— Шарф, — бубнил я, пропустив мимо ушей слова Чудновского. — Это знак. Возможно, в нем и будет преступник. Но вот я не могу понять одного: для чего преступнику писать жертвам и встречаться с ними в месте, где куча свидетелей? И почему жертвы сами идут в руки к маньяку? Алексей Николаевич, нам нужно как можно скорее найти такой конверт у первой жертвы маньяка!
Чудновский, явно обиженный моим холодным отношением к его наступавшему дню рождения, сделал вид, будто не понимает, о чем идет речь.
— Алексей Николаевич, нужно езжать как можно скорее!
Театрально засунув нос в палец, полицмейстер шустро ковырнул ноздрю и демонстративно начал разглядывать найденный “клад”, омерзительно повисший на ногте.
— Помню я о Вашем этом…дне! Помню! — я не стал скрывать раздражение, вызванное поведением Чудновского.
Алексей Николаевич, прежде обиженным, вдруг встрепенулся, вытер испачканный палец о брюки и с улыбкой, почти вприпрыжку, направился на улицу.
— Интересно, что мне подарят коллеги? — спросил Алексей Николаевич, когда мы сели в повозку. Именно тогда я впервые раскаялся перед Господом за все свои прегрешения в надежде, что он прекратит праведно истязать меня балабольством Чудновского.
***
Всю дорогу до жилища первой жертвы я рассказывал Чудновскому о произошедшем в доме Проглотовой в мельчайших подробностях. Алексей Николаевич, насупившись, молча крутил кончики своих усов, не проронив ни слова. В такие моменты мне всегда хотелось думать, что он действительно анализирует услышанное, решая, как строить следствие в дальнейшем. Но эта уверенность становилась все меньше, стоило мне лучше узнавать Чудновского.
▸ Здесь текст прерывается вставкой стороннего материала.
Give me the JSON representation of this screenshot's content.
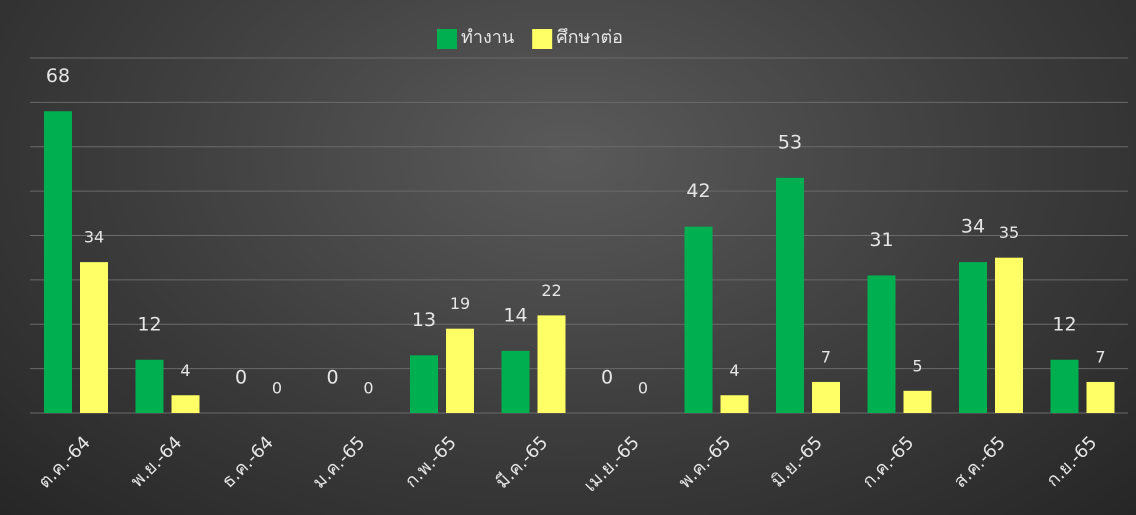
{
  "chart_data": {
    "type": "bar",
    "categories": [
      "ต.ค.-64",
      "พ.ย.-64",
      "ธ.ค.-64",
      "ม.ค.-65",
      "ก.พ.-65",
      "มี.ค.-65",
      "เม.ย.-65",
      "พ.ค.-65",
      "มิ.ย.-65",
      "ก.ค.-65",
      "ส.ค.-65",
      "ก.ย.-65"
    ],
    "series": [
      {
        "name": "ทำงาน",
        "color": "#00b050",
        "values": [
          68,
          12,
          0,
          0,
          13,
          14,
          0,
          42,
          53,
          31,
          34,
          12
        ]
      },
      {
        "name": "ศึกษาต่อ",
        "color": "#ffff66",
        "values": [
          34,
          4,
          0,
          0,
          19,
          22,
          0,
          4,
          7,
          5,
          35,
          7
        ]
      }
    ],
    "ylim": [
      0,
      80
    ],
    "yticks": [
      0,
      10,
      20,
      30,
      40,
      50,
      60,
      70,
      80
    ],
    "grid": true,
    "legend": "top"
  }
}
— Да уж, — выдохнул полицмейстер, когда мы вылезли из повозки. — Телорез стал совершать ошибки, раньше для него это было непозволительно.
— Сомневаюсь, что это он, — лениво ответил я. — Из всех доступных улик ничто на него не указывает. Скорее всего, этот маньяк не из круга наших подозреваемых…
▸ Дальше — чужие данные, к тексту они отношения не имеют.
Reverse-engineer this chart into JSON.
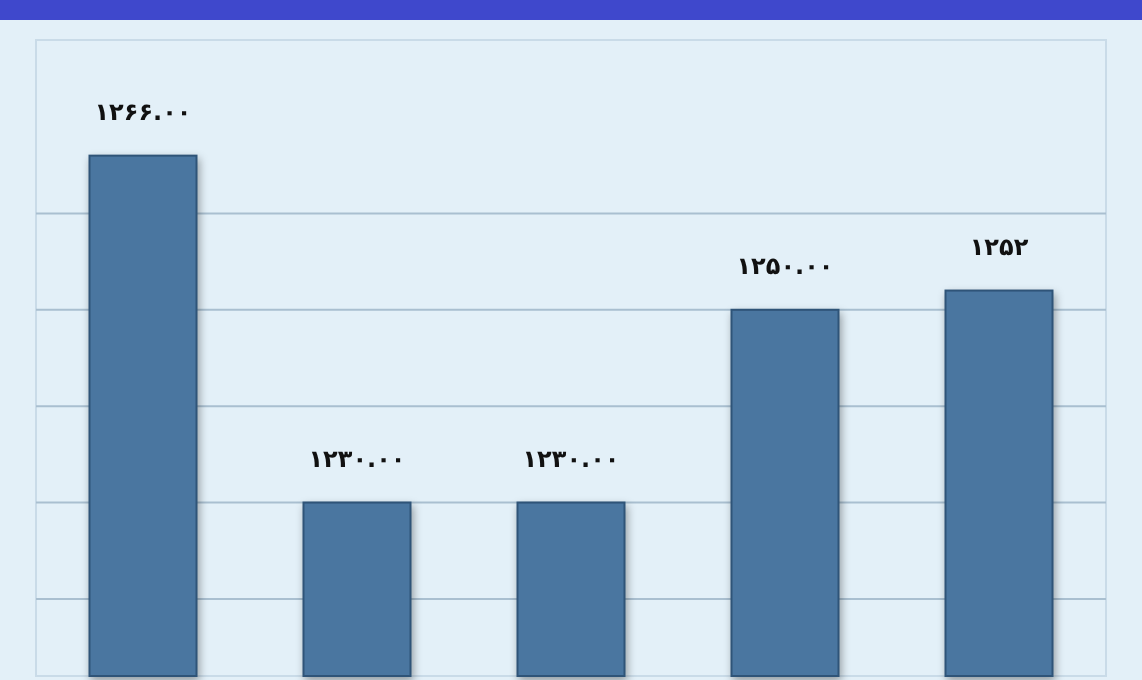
{
  "chart_data": {
    "type": "bar",
    "categories": [
      null,
      null,
      null,
      null,
      null
    ],
    "values": [
      1266,
      1230,
      1230,
      1250,
      1252
    ],
    "color": "#4a76a0",
    "value_labels": [
      "۱۲۶۶.۰۰",
      "۱۲۳۰.۰۰",
      "۱۲۳۰.۰۰",
      "۱۲۵۰.۰۰",
      "۱۲۵۲"
    ],
    "ylim": [
      1212,
      1278
    ],
    "yticks": [
      {
        "value": 1220,
        "label": null
      },
      {
        "value": 1230,
        "label": null
      },
      {
        "value": 1240,
        "label": null
      },
      {
        "value": 1250,
        "label": null
      },
      {
        "value": 1260,
        "label": null
      }
    ],
    "grid": true
  }
}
— Интересно, — произнес Чудновский. В этот момент сердце в моей груди подпрыгнуло. Казалось, что Алексей Николаевич наконец-то прислушался ко мне, но радость рассыпалась на тысячи песчинок, когда он добавил: — Тут ящик тоже сорван.
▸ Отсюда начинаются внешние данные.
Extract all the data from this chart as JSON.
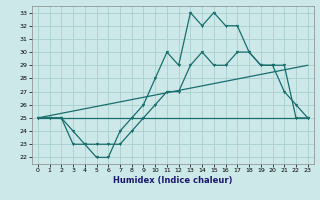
{
  "xlabel": "Humidex (Indice chaleur)",
  "bg_color": "#cce8e8",
  "grid_color": "#aad0d0",
  "line_color": "#1a6e6e",
  "xlim": [
    -0.5,
    23.5
  ],
  "ylim": [
    21.5,
    33.5
  ],
  "xticks": [
    0,
    1,
    2,
    3,
    4,
    5,
    6,
    7,
    8,
    9,
    10,
    11,
    12,
    13,
    14,
    15,
    16,
    17,
    18,
    19,
    20,
    21,
    22,
    23
  ],
  "yticks": [
    22,
    23,
    24,
    25,
    26,
    27,
    28,
    29,
    30,
    31,
    32,
    33
  ],
  "line1_x": [
    0,
    1,
    2,
    3,
    4,
    5,
    6,
    7,
    8,
    9,
    10,
    11,
    12,
    13,
    14,
    15,
    16,
    17,
    18,
    19,
    20,
    21,
    22,
    23
  ],
  "line1_y": [
    25,
    25,
    25,
    24,
    23,
    22,
    22,
    24,
    25,
    26,
    28,
    30,
    29,
    33,
    32,
    33,
    32,
    32,
    30,
    29,
    29,
    27,
    26,
    25
  ],
  "line2_x": [
    0,
    1,
    2,
    3,
    4,
    5,
    6,
    7,
    8,
    9,
    10,
    11,
    12,
    13,
    14,
    15,
    16,
    17,
    18,
    19,
    20,
    21,
    22,
    23
  ],
  "line2_y": [
    25,
    25,
    25,
    23,
    23,
    23,
    23,
    23,
    24,
    25,
    26,
    27,
    27,
    29,
    30,
    29,
    29,
    30,
    30,
    29,
    29,
    29,
    25,
    25
  ],
  "line3_x": [
    0,
    23
  ],
  "line3_y": [
    25,
    29
  ],
  "line4_x": [
    0,
    23
  ],
  "line4_y": [
    25,
    25
  ]
}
Полицмейстер взглянул на меня. Он заметил, что мое лицо сильно изменилось, но, как всегда, не стал утруждать себя размышлениями о первопричине этой физиологической метаморфозы.
— Не переживай за ящики, — нарочито по-отечески сказал он и неуклюже положил худощавую руку на мое плечо. — Найдем эти письма в доме. Пойдем.
На подступах к двери, Чудновский внезапно остановился, подняв правую руку вверх. Когда я выглянул из-за его плеча и увидел приоткрытую дверь дома, мое сердцебиение заметно участилось. Судя по лежащему на пороге замку, неизвестные не церемонились со взломом, просто выбив дверь. Честно говоря, дом одиноко стоял на отшибе города, что исключало лишних свидетелей и какую-либо аккуратность, присущую профессиональным домушникам, чего от неизвестных явно ждать не стоило.
Чудновский вытащил из кобуры револьвер, едва заметным кивком приказал мне сделать то же самое и аккуратно, без лишних звуков, приоткрыл дверь жилища.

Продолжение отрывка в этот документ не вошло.